🤖 AI Summary
This work addresses the inefficiency of existing single-GPU heterogeneous inference systems in handling "warm experts" in Mixture-of-Experts (MoE) models, where cold experts are bottlenecked by host memory bandwidth and DIMM-based near-data processing (DIMM-NDP) lacks sufficient compute capability for warm experts, leading to imbalanced resource utilization.
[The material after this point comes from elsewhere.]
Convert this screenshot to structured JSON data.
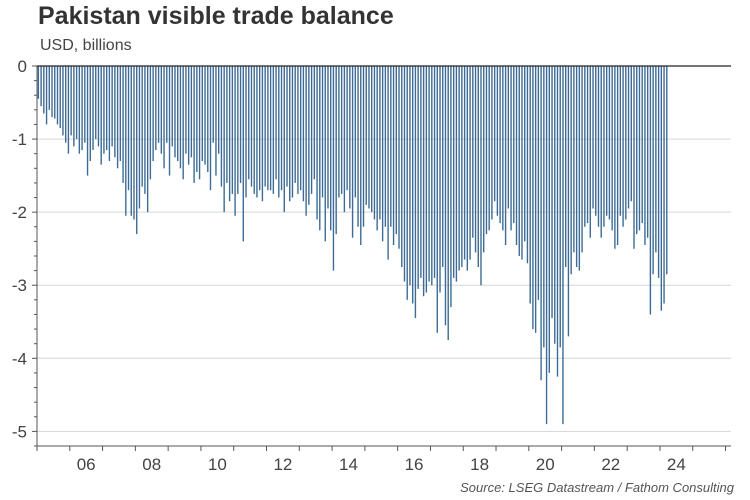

To bridge this gap, the authors propose TriMoE, a novel architecture that uniquely integrates AMX-accelerated CPU cores with DIMM-NDP. TriMoE enables fine-grained expert classification, bottleneck-aware scheduling, and prediction-driven dynamic re-layout to precisely map hot, warm, and cold experts to their optimal execution units. This approach effectively fills the computational void between GPU–CPU and GPU–NDP subsystems, achieving up to 2.83× higher inference throughput across diverse MoE models compared to state-of-the-art heterogeneous inference solutions.
📝 Abstract
To deploy large Mixture-of-Experts (MoE) models cost-effectively, offloading-based single-GPU heterogeneous inference is crucial. While GPU-CPU architectures that offload cold experts are constrained by host memory bandwidth, emerging GPU-NDP architectures utilize DIMM-NDP to offload non-hot experts. However, non-hot experts are not a homogeneous memory-bound group: a significant subset of warm experts exists is severely penalized by high GPU I/O latency yet can saturate NDP compute throughput, exposing a critical compute gap. We present TriMoE, a novel GPU-CPU-NDP architecture that fills this gap by synergistically leveraging AMX-enabled CPU to precisely map hot, warm, and cold experts onto their optimal compute units. We further introduce a bottleneck-aware expert scheduling policy and a prediction-driven dynamic relayout/rebalancing scheme. Experiments demonstrate that TriMoE achieves up to 2.83x speedup over state-of-the-art solutions.